Tarte Tatin is an upside-down cake, with a topping of caramelized apples on a shortcrust base (but made upside down, crust on top). You need a fire-proof frying pan for it, one with a metal handle (or take off the plastic handle), as it needs to go into the oven.
Mix 150g white flour with 70g soft butter. Add a pinch of salt, and mix thoroughly until you have fine crumbles. You can do this in the blender or using a hand mixer and a tall bowl. Now add one whole medium-sized free range egg, and a tablespoon of cold water. Mix until it forms a homogeneous glue.
Place a layer of cling film on your worktop, big enough to cover the frying pan. If necessary, have two strips of cling film overlap. Place the dough in the middle and flatten it out by hand as much as you can, then cover with the same sized cling film arrangement.
With the dough between the cling film sheets, roll it to an even 3mm.
Put flat into the fridge to rest. I never have space in my fridge for this, so I simply put it flat down onto a cool stone or tiled floor.
Peel five firm and aromatic apples. Braeburn, Kidds Orange Red, Ped Pippin or Jazz are my favourites. Cut into quarters, remove cores. Sprinkle juice form half a lime all over, then set aside.
Preheat your oven to 190 Celsius.
Preheat your frying pan on fairly high heat on your gas or electric cooker. Mix 80g white cane sugar (= 4 tablespoons) with the seeds from one vanilla pod (keep the remaining pod for later). Heat this vanilla sugar mix, just to the point where the first sugar crystals start dissolving. Add a generous knob of soft butter, then add the leftover vanilla pod, and then distribute the apples into the mix. Remember your looking at the underside, so make the apply core cut-outs face you.

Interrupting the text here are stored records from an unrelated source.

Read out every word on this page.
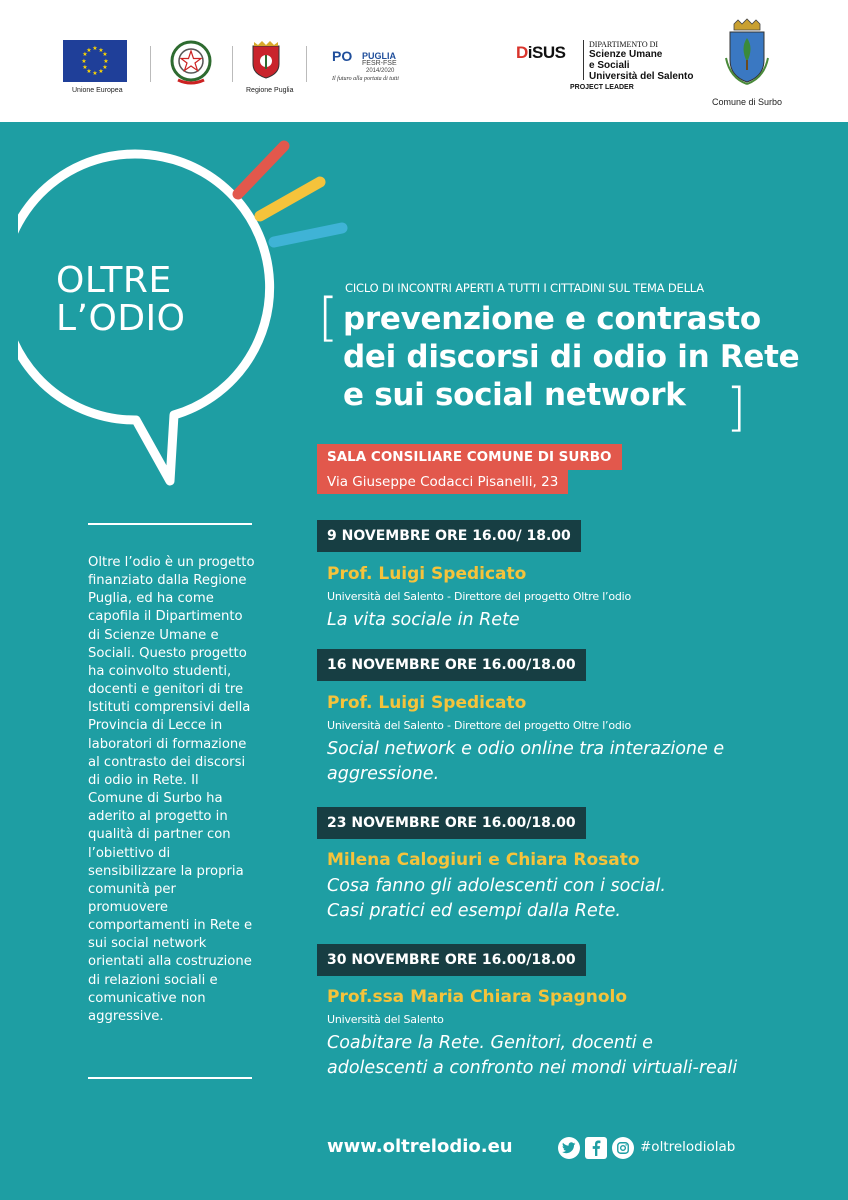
★ ★
★
★
★
★
★
★
★
★
★
★
Unione Europea	Regione Puglia
PO PUGLIA
FESR-FSE
2014/2020
Il futuro alla portata di tutti
DiSUS	DIPARTIMENTO DI
Scienze Umane
e Sociali
Università del Salento
PROJECT LEADER
Comune di Surbo
OLTRE
L’ODIO
Oltre l’odio è un progetto finanziato dalla Regione Puglia, ed ha come capofila il Dipartimento di Scienze Umane e Sociali. Questo progetto ha coinvolto studenti, docenti e genitori di tre Istituti comprensivi della Provincia di Lecce in laboratori di formazione al contrasto dei discorsi di odio in Rete. Il Comune di Surbo ha aderito al progetto in qualità di partner con l’obiettivo di sensibilizzare la propria comunità per promuovere comportamenti in Rete e sui social network orientati alla costruzione di relazioni sociali e comunicative non aggressive.
CICLO DI INCONTRI APERTI A TUTTI I CITTADINI SUL TEMA DELLA
[ prevenzione e contrasto
dei discorsi di odio in Rete
e sui social network ]
SALA CONSILIARE COMUNE DI SURBO
Via Giuseppe Codacci Pisanelli, 23
9 NOVEMBRE ORE 16.00/ 18.00
Prof. Luigi Spedicato
Università del Salento - Direttore del progetto Oltre l’odio
La vita sociale in Rete
16 NOVEMBRE ORE 16.00/18.00
Prof. Luigi Spedicato
Università del Salento - Direttore del progetto Oltre l’odio
Social network e odio online tra interazione e
aggressione.
23 NOVEMBRE ORE 16.00/18.00
Milena Calogiuri e Chiara Rosato
Cosa fanno gli adolescenti con i social.
Casi pratici ed esempi dalla Rete.
30 NOVEMBRE ORE 16.00/18.00
Prof.ssa Maria Chiara Spagnolo
Università del Salento
Coabitare la Rete. Genitori, docenti e
adolescenti a confronto nei mondi virtuali-reali
www.oltrelodio.eu	#oltrelodiolab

Add 100ml of Armagnac, Calvados or Brandy and give it a little shake to dissolve the sugar. Take care nothing catches fire (I’m serious! There’ll be a cloud of combustible alcohol vapor, so do take care).
This should now be bubbling away merrily. Allow to bubble for a couple of minutes, depending on the amount of liquid produced. You’re done when the caramel begins to get a golden colour and some of the excess liquid is evaporated, maybe after 3 minutes or so.
Remove pan from heat.
Take dough out of cling film, and cover the apples with it. Tuck it in around the edges so that it makes an upside-down cake.
Put into the oven at 190 Celsius for approximately 30 minutes.
Remove from oven and immediately turn upside down onto a suitable cake serving plate. Don’t wait for the pan to cool – turn over immediately!
Service with or without vanilla ice cream (with optional plum and Calvados mix-ins).